Dieser kompakte, kräftige Boxer Stieglitz ist das Aushängeschild des SES-Teams. Sie hegen und pflegen ihn. Er ist bereits 33, doch solange er über seinen kompromisslosen Punch verfügt, ist er Gold wert. Stieglitz, die Maschine, gilt momentan als aktivster deutscher Boxer, seit 14 Jahren hält er für SES sein Kinn hin. So hat er auch die meisten Profikämpfe absolviert, wurde zweimal Weltmeister im Supermittelgewicht – und wenn er jetzt auch noch Sturm aus der Arena prügelt, winkt der Kampf gegen den Boxriesen Abraham und damit ein stattliches Schmerzensgeld. Gegen Abraham hat Stieglitz zwar zweimal verloren, doch einmal hatte er ihn auch ordentlich verhauen.

Mit ihrer immer noch gut geölten „Lokomotive“, wie die Magdeburger ihren Frontmann nennen, wollen sie noch so lange wie möglich erfolgreich Kasse machen. „Er wird gewinnen“, sagt deshalb der SES-Promoter Ulf Steinforth fast gelangweilt, als gebe es kein anderes Ergebnis. „Er kann nicht viel, aber das, was er kann, kann er gut“, sagt derweil Sturm über Stieglitz aus der herablassenden Perspektive eines technisch versierten Boxers. Allerdings fehlt dem Leverkusener bosnischer Herkunft selbst so ein K.-o.-fähiger Schlag wie ihn Stieglitz besitzt. Sturm tut also gut daran, seine Deckungsarbeit zu keiner Sekunde zu vernachlässigen.

Meisterprüfung gegen Abraham

Famose 27 K.-o.-Siege sprechen für die harte Rechte von Stieglitz. Der Russlanddeutsche hieß mit Vornamen einmal Sergej. Diesen haben sie im Ansinnen, ihn zu einem echten deutschen Boxer zu machen, in den „hochmodernen“ Namen Robert verwandelt. 1981 wurde Stieglitz in Jejsk in der Region Krasnodar geboren. Der freundliche Geselle eher schlichten Gemüts kam 2001 als Aussiedler nach Magdeburg. Seinen ersten und letzten Kampf verlor er gegen Abraham knapp, aber verdient – doch seine Meisterprüfung bestand er im Aufeinandertreffen dazwischen. Da hatte Stieglitz den Rivalen so vermöbelt, dass der Arzt diesen wegen eines zugeschwollenen Auges aus dem Ring nahm.

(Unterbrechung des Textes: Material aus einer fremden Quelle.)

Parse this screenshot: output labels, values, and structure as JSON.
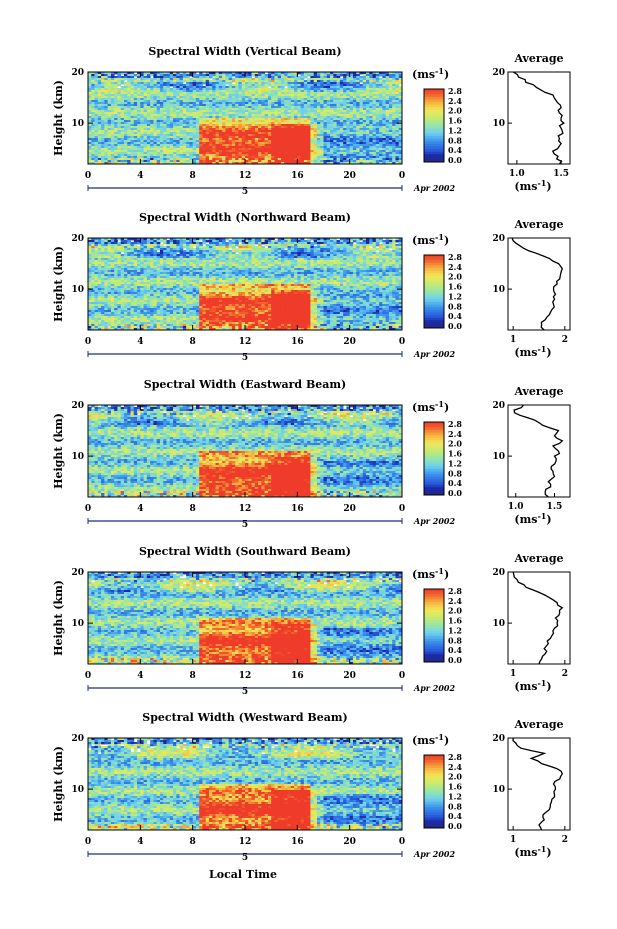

Kurzzeitig traurige Berühmtheit erlangte Stieglitz vor wenigen Jahren, auch das gehört zu seiner Vita. Damals stand er vor Gericht, weil er seinen Schwiegervater mit einem Vierkantholz verprügelte. Doch der Boxer wurde freigesprochen – die Ermittlungen ergaben, Stieglitz habe aus Notwehr gehandelt. Der Schwiegervater, von dessen Tochter der Boxer längst geschieden ist, war offenbar betrunken und hielt eine Eisenstange in der Hand.

Der erstaunlich ruhige Robert Stieglitz ist emsig. So erwarb er zwischen seinen Kämpfen durch ein dreijähriges Fernstudium an der Universität Jejsk sein Diplom als Sportlehrer – für das Leben danach ist er gerüstet. Doch erst einmal gilt vor dem Duell zweier Altmeister das Interesse dem immerhin auch schon 35-jährigen Felix Sturm, der Anfang der Woche große Augen machte, als Stieglitz doch noch einen verbalen Wirkungstreffer erzielte: „Früher war der Felix explosiver“, sprach Robert Stieglitz. Dann stand er auf, ließ sich von seiner Entourage auf die Schultern klopfen und ging seines Weges. Die Botschaft kam durchaus an.